The results of this work show that mangrove forests in Florida provided significant flood damage reduction benefits annually, across multiple storms, and during catastrophic events like Hurricane Irma. In Collier County, mangroves reduced annual flood risk by 25.5% to properties behind them. Many areas in the county received over $1 million in benefits every year in flood damage reduction benefits due to the mangroves in front of them. The value of mangrove forests during Hurricane Irma was also very high. Mangroves averted $1.5 billion in storm damages, amounting to a 25% savings in counties that have mangroves. They also protected more than 626,000 people across Florida.
Not surprisingly, some of the highest % benefits occurred in areas where there are larger swaths of mangroves remaining and moderate development. Nonetheless, significant benefits did occur in areas where only small belts of mangroves remain in some of the densest urban corridors. Most of the estimated benefits of mangroves during the Hurricane Irma surge were concentrated in regions of southeast and southwest Florida that have a unique combination of large mangrove extents in front of high densities of people and properties. Almost all of this risk reduction took place in Lee and Collier counties, where Irma made landfall on the mainland. In these counties, mangroves are predicted to have reduced damages to properties during the hurricane by over $1.2 billion. There are some areas where mangroves potentially increased flooding and flood losses, for properties that were built seaward of these natural defenses. Overall, we found that the flood reduction benefits of mangroves are substantially higher than the benefits of salt marshes in the northeast that we found in a prior study using similar models (Narayan et al., 2017). These findings show that it is important to properly account for coastal habitats like mangroves within flood risk models in order to properly characterize coastal risks to people and property.

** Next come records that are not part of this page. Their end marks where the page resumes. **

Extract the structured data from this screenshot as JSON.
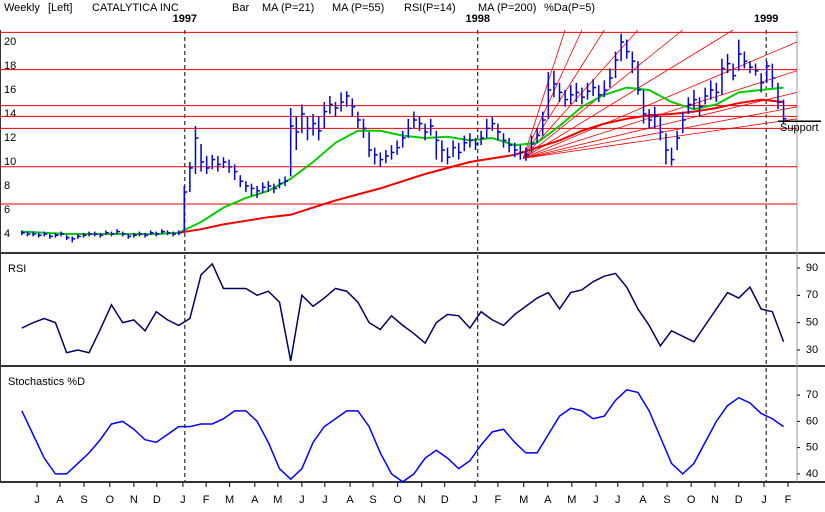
{
  "header": [
    {
      "text": "Weekly",
      "color": "#000000"
    },
    {
      "text": "[Left]",
      "color": "#000000"
    },
    {
      "text": "CATALYTICA INC",
      "color": "#000000"
    },
    {
      "text": "Bar",
      "color": "#0000cc"
    },
    {
      "text": "MA (P=21)",
      "color": "#00bb00"
    },
    {
      "text": "MA (P=55)",
      "color": "#ee0000"
    },
    {
      "text": "RSI(P=14)",
      "color": "#0000cc"
    },
    {
      "text": "MA (P=200)",
      "color": "#008800"
    },
    {
      "text": "%Da(P=5)",
      "color": "#0000cc"
    }
  ],
  "chart_data": [
    {
      "type": "ohlc",
      "xlim": [
        -3.9,
        138.4
      ],
      "ylim": [
        2.5,
        21
      ],
      "yticks": [
        4,
        6,
        8,
        10,
        12,
        14,
        16,
        18,
        20
      ],
      "year_markers": [
        {
          "value": 29.1,
          "label": "1997"
        },
        {
          "value": 81.4,
          "label": "1998"
        },
        {
          "value": 132.9,
          "label": "1999"
        }
      ],
      "levels": [
        20.8,
        17.7,
        14.7,
        13.8,
        12.8,
        9.6,
        6.5
      ],
      "level_color": "#ee0000",
      "bars": {
        "color": "#0000cc",
        "high": [
          4.3,
          4.2,
          4.2,
          4.1,
          4.2,
          4.0,
          4.1,
          4.2,
          3.9,
          3.8,
          4.0,
          4.1,
          4.2,
          4.2,
          4.1,
          4.3,
          4.2,
          4.4,
          4.2,
          4.0,
          4.1,
          4.2,
          4.1,
          4.3,
          4.2,
          4.4,
          4.3,
          4.2,
          4.3,
          8.0,
          10.0,
          13.0,
          11.5,
          10.5,
          10.6,
          10.5,
          10.4,
          10.2,
          9.8,
          8.9,
          8.4,
          8.2,
          8.0,
          8.3,
          8.4,
          8.2,
          8.6,
          8.8,
          14.5,
          13.8,
          14.8,
          13.8,
          14.0,
          13.8,
          15.0,
          15.5,
          15.0,
          15.8,
          15.9,
          15.3,
          14.2,
          13.6,
          12.5,
          11.2,
          10.8,
          11.0,
          11.4,
          11.8,
          12.6,
          13.6,
          14.2,
          13.8,
          13.2,
          13.6,
          12.6,
          11.8,
          11.2,
          11.8,
          11.6,
          12.2,
          12.4,
          12.0,
          12.6,
          13.6,
          13.8,
          13.2,
          12.4,
          12.0,
          11.6,
          11.4,
          11.2,
          12.2,
          12.8,
          14.2,
          17.5,
          17.6,
          16.6,
          16.0,
          16.4,
          16.6,
          16.2,
          16.6,
          16.9,
          16.4,
          16.8,
          17.8,
          19.2,
          20.7,
          20.2,
          19.2,
          18.4,
          16.0,
          14.4,
          14.6,
          13.8,
          12.4,
          11.2,
          12.6,
          14.2,
          15.4,
          16.0,
          15.4,
          16.2,
          16.8,
          16.6,
          18.6,
          19.0,
          18.2,
          20.2,
          19.2,
          18.4,
          18.2,
          17.4,
          18.4,
          18.2,
          16.6,
          15.2
        ],
        "low": [
          3.9,
          3.8,
          3.8,
          3.7,
          3.8,
          3.6,
          3.7,
          3.8,
          3.5,
          3.3,
          3.6,
          3.7,
          3.8,
          3.8,
          3.7,
          3.9,
          3.8,
          4.0,
          3.8,
          3.6,
          3.7,
          3.8,
          3.7,
          3.9,
          3.8,
          4.0,
          3.9,
          3.8,
          3.9,
          4.2,
          7.5,
          9.0,
          9.2,
          9.0,
          9.4,
          9.2,
          9.5,
          9.1,
          8.5,
          7.9,
          7.5,
          7.2,
          7.0,
          7.4,
          7.5,
          7.4,
          7.8,
          8.0,
          8.8,
          11.0,
          12.4,
          11.8,
          12.2,
          11.8,
          12.8,
          14.0,
          13.8,
          14.2,
          14.6,
          13.8,
          12.8,
          12.0,
          10.4,
          9.8,
          9.6,
          9.9,
          10.2,
          10.6,
          11.2,
          12.0,
          12.8,
          12.6,
          11.8,
          12.2,
          10.2,
          10.0,
          9.8,
          10.4,
          10.2,
          10.9,
          11.2,
          11.0,
          11.4,
          12.0,
          12.6,
          11.8,
          11.2,
          10.8,
          10.4,
          10.2,
          10.1,
          10.8,
          11.6,
          12.2,
          13.6,
          15.4,
          15.0,
          14.6,
          14.8,
          15.0,
          14.8,
          15.2,
          15.5,
          15.0,
          15.4,
          16.2,
          17.0,
          18.4,
          18.6,
          17.4,
          15.6,
          13.2,
          12.8,
          12.8,
          11.8,
          9.8,
          9.7,
          11.0,
          12.4,
          14.0,
          14.4,
          13.8,
          14.8,
          15.2,
          15.0,
          15.6,
          17.4,
          16.8,
          17.6,
          17.8,
          17.4,
          17.2,
          15.8,
          16.6,
          16.2,
          14.4,
          13.2
        ],
        "close": [
          4.1,
          4.0,
          4.0,
          3.9,
          4.0,
          3.8,
          3.9,
          4.0,
          3.7,
          3.6,
          3.8,
          3.9,
          4.0,
          4.0,
          3.9,
          4.1,
          4.0,
          4.2,
          4.0,
          3.8,
          3.9,
          4.0,
          3.9,
          4.1,
          4.0,
          4.2,
          4.1,
          4.0,
          4.1,
          7.5,
          9.5,
          12.0,
          10.0,
          9.5,
          10.2,
          9.8,
          10.0,
          9.6,
          9.2,
          8.4,
          8.0,
          7.8,
          7.6,
          7.9,
          8.0,
          7.8,
          8.2,
          8.4,
          13.0,
          12.5,
          14.0,
          12.8,
          13.2,
          12.6,
          14.2,
          14.8,
          14.5,
          15.0,
          15.5,
          14.6,
          13.5,
          12.8,
          11.0,
          10.6,
          10.2,
          10.5,
          10.8,
          11.2,
          12.0,
          12.8,
          13.5,
          13.2,
          12.5,
          13.0,
          11.8,
          11.0,
          10.4,
          11.2,
          10.8,
          11.6,
          11.8,
          11.5,
          12.0,
          12.8,
          13.2,
          12.5,
          11.8,
          11.4,
          11.0,
          10.8,
          10.6,
          11.5,
          12.2,
          13.5,
          16.0,
          16.5,
          15.8,
          15.2,
          15.6,
          15.8,
          15.4,
          15.9,
          16.2,
          15.6,
          16.0,
          17.0,
          18.5,
          20.0,
          19.2,
          18.4,
          16.0,
          14.0,
          13.5,
          13.8,
          12.5,
          11.0,
          10.2,
          12.0,
          13.5,
          14.8,
          15.2,
          14.6,
          15.5,
          16.0,
          15.8,
          17.8,
          18.2,
          17.2,
          19.0,
          18.4,
          17.9,
          17.6,
          16.6,
          18.0,
          17.0,
          15.0,
          13.6
        ]
      },
      "series": [
        {
          "color": "#00cc00",
          "x": [
            0,
            4,
            8,
            12,
            16,
            20,
            24,
            28,
            32,
            36,
            40,
            44,
            48,
            52,
            56,
            60,
            64,
            68,
            72,
            76,
            80,
            84,
            88,
            92,
            96,
            100,
            104,
            108,
            112,
            116,
            120,
            124,
            128,
            132,
            136
          ],
          "values": [
            4.2,
            4.1,
            4.0,
            4.0,
            4.0,
            4.0,
            4.0,
            4.1,
            5.0,
            6.2,
            7.0,
            7.6,
            8.6,
            10.0,
            11.6,
            12.6,
            12.6,
            12.2,
            12.0,
            12.1,
            11.8,
            12.0,
            11.4,
            11.6,
            13.0,
            14.6,
            15.6,
            16.2,
            16.0,
            15.0,
            14.4,
            14.8,
            15.8,
            16.0,
            16.2
          ]
        },
        {
          "color": "#ee0000",
          "x": [
            28,
            32,
            36,
            40,
            44,
            48,
            52,
            56,
            60,
            64,
            68,
            72,
            76,
            80,
            84,
            88,
            92,
            96,
            100,
            104,
            108,
            112,
            116,
            120,
            124,
            128,
            132,
            136
          ],
          "values": [
            4.1,
            4.4,
            4.8,
            5.1,
            5.4,
            5.6,
            6.2,
            6.8,
            7.3,
            7.8,
            8.4,
            9.0,
            9.5,
            10.0,
            10.3,
            10.6,
            11.2,
            11.8,
            12.6,
            13.2,
            13.6,
            13.9,
            14.0,
            14.2,
            14.5,
            14.9,
            15.2,
            15.0
          ]
        }
      ],
      "fan": {
        "color": "#ee0000",
        "origin": {
          "x": 89.5,
          "y": 10.3
        },
        "ends": [
          {
            "x": 97,
            "y": 21
          },
          {
            "x": 100,
            "y": 21
          },
          {
            "x": 104,
            "y": 21
          },
          {
            "x": 110,
            "y": 21
          },
          {
            "x": 118,
            "y": 21
          },
          {
            "x": 127,
            "y": 21
          },
          {
            "x": 138.4,
            "y": 20
          },
          {
            "x": 138.4,
            "y": 17.6
          },
          {
            "x": 138.4,
            "y": 15.8
          },
          {
            "x": 138.4,
            "y": 14.6
          },
          {
            "x": 138.4,
            "y": 13.6
          }
        ]
      },
      "support": {
        "value": 13.4,
        "start": 135,
        "label": "Support"
      }
    },
    {
      "type": "line",
      "title": "RSI",
      "xlim": [
        -3.9,
        138.4
      ],
      "ylim": [
        19,
        99.5
      ],
      "yticks": [
        30,
        50,
        70,
        90
      ],
      "color": "#000066",
      "x": [
        0,
        2,
        4,
        6,
        8,
        10,
        12,
        14,
        16,
        18,
        20,
        22,
        24,
        26,
        28,
        30,
        32,
        34,
        36,
        38,
        40,
        42,
        44,
        46,
        48,
        50,
        52,
        54,
        56,
        58,
        60,
        62,
        64,
        66,
        68,
        70,
        72,
        74,
        76,
        78,
        80,
        82,
        84,
        86,
        88,
        90,
        92,
        94,
        96,
        98,
        100,
        102,
        104,
        106,
        108,
        110,
        112,
        114,
        116,
        118,
        120,
        122,
        124,
        126,
        128,
        130,
        132,
        134,
        136
      ],
      "values": [
        46,
        50,
        53,
        50,
        28,
        30,
        28,
        45,
        63,
        50,
        52,
        44,
        58,
        52,
        48,
        53,
        85,
        93,
        75,
        75,
        75,
        70,
        73,
        65,
        22,
        70,
        62,
        68,
        75,
        73,
        65,
        50,
        45,
        55,
        48,
        42,
        35,
        50,
        56,
        55,
        46,
        58,
        52,
        48,
        56,
        62,
        68,
        72,
        60,
        72,
        74,
        80,
        84,
        86,
        76,
        60,
        48,
        33,
        44,
        40,
        36,
        48,
        60,
        72,
        68,
        76,
        60,
        58,
        36
      ]
    },
    {
      "type": "line",
      "title": "Stochastics %D",
      "xlim": [
        -3.9,
        138.4
      ],
      "ylim": [
        37.3,
        80.3
      ],
      "yticks": [
        40,
        50,
        60,
        70
      ],
      "color": "#0000ff",
      "x": [
        0,
        2,
        4,
        6,
        8,
        10,
        12,
        14,
        16,
        18,
        20,
        22,
        24,
        26,
        28,
        30,
        32,
        34,
        36,
        38,
        40,
        42,
        44,
        46,
        48,
        50,
        52,
        54,
        56,
        58,
        60,
        62,
        64,
        66,
        68,
        70,
        72,
        74,
        76,
        78,
        80,
        82,
        84,
        86,
        88,
        90,
        92,
        94,
        96,
        98,
        100,
        102,
        104,
        106,
        108,
        110,
        112,
        114,
        116,
        118,
        120,
        122,
        124,
        126,
        128,
        130,
        132,
        134,
        136
      ],
      "values": [
        64,
        55,
        46,
        40,
        40,
        44,
        48,
        53,
        59,
        60,
        57,
        53,
        52,
        55,
        58,
        58,
        59,
        59,
        61,
        64,
        64,
        60,
        52,
        42,
        38,
        42,
        52,
        58,
        61,
        64,
        64,
        58,
        48,
        40,
        37,
        40,
        46,
        49,
        46,
        42,
        45,
        51,
        56,
        57,
        52,
        48,
        48,
        55,
        62,
        65,
        64,
        61,
        62,
        68,
        72,
        71,
        64,
        54,
        44,
        40,
        44,
        52,
        60,
        66,
        69,
        67,
        63,
        61,
        58
      ],
      "xticks": [
        {
          "value": 2.7,
          "label": "J"
        },
        {
          "value": 6.8,
          "label": "A"
        },
        {
          "value": 11.1,
          "label": "S"
        },
        {
          "value": 15.7,
          "label": "O"
        },
        {
          "value": 20,
          "label": "N"
        },
        {
          "value": 24.1,
          "label": "D"
        },
        {
          "value": 28.75,
          "label": "J"
        },
        {
          "value": 32.9,
          "label": "F"
        },
        {
          "value": 37.1,
          "label": "M"
        },
        {
          "value": 41.6,
          "label": "A"
        },
        {
          "value": 45.7,
          "label": "M"
        },
        {
          "value": 50,
          "label": "J"
        },
        {
          "value": 54.1,
          "label": "J"
        },
        {
          "value": 58.6,
          "label": "A"
        },
        {
          "value": 62.7,
          "label": "S"
        },
        {
          "value": 67.1,
          "label": "O"
        },
        {
          "value": 71.4,
          "label": "N"
        },
        {
          "value": 75.5,
          "label": "D"
        },
        {
          "value": 80.9,
          "label": "J"
        },
        {
          "value": 85,
          "label": "F"
        },
        {
          "value": 89.6,
          "label": "M"
        },
        {
          "value": 93.9,
          "label": "A"
        },
        {
          "value": 98.2,
          "label": "M"
        },
        {
          "value": 102.5,
          "label": "J"
        },
        {
          "value": 106.4,
          "label": "J"
        },
        {
          "value": 110.9,
          "label": "A"
        },
        {
          "value": 115.2,
          "label": "S"
        },
        {
          "value": 119.5,
          "label": "O"
        },
        {
          "value": 123.75,
          "label": "N"
        },
        {
          "value": 128,
          "label": "D"
        },
        {
          "value": 132.5,
          "label": "J"
        },
        {
          "value": 136.8,
          "label": "F"
        }
      ]
    }
  ]
}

The findings of this study make a strong economic case for protecting Florida’s remaining mangroves and restoring mangrove areas as a risk reduction strategy. The results point to the high value of mangroves as natural capital and national risk reduction infrastructure both in tropical areas where they already exist and in more temperate regions across the Gulf of Mexico where mangroves are currently expanding their range. The flood reduction benefits of mangroves are sizeable enough to inform habitat restoration priorities and nature-based risk reduction strategies. These opportunities could include pre-hazard mitigation and disaster recovery spending on mangroves, green municipal bonds to fund restoration, and potential premium reductions from public and private insurance plans for mangrove conservation and restoration.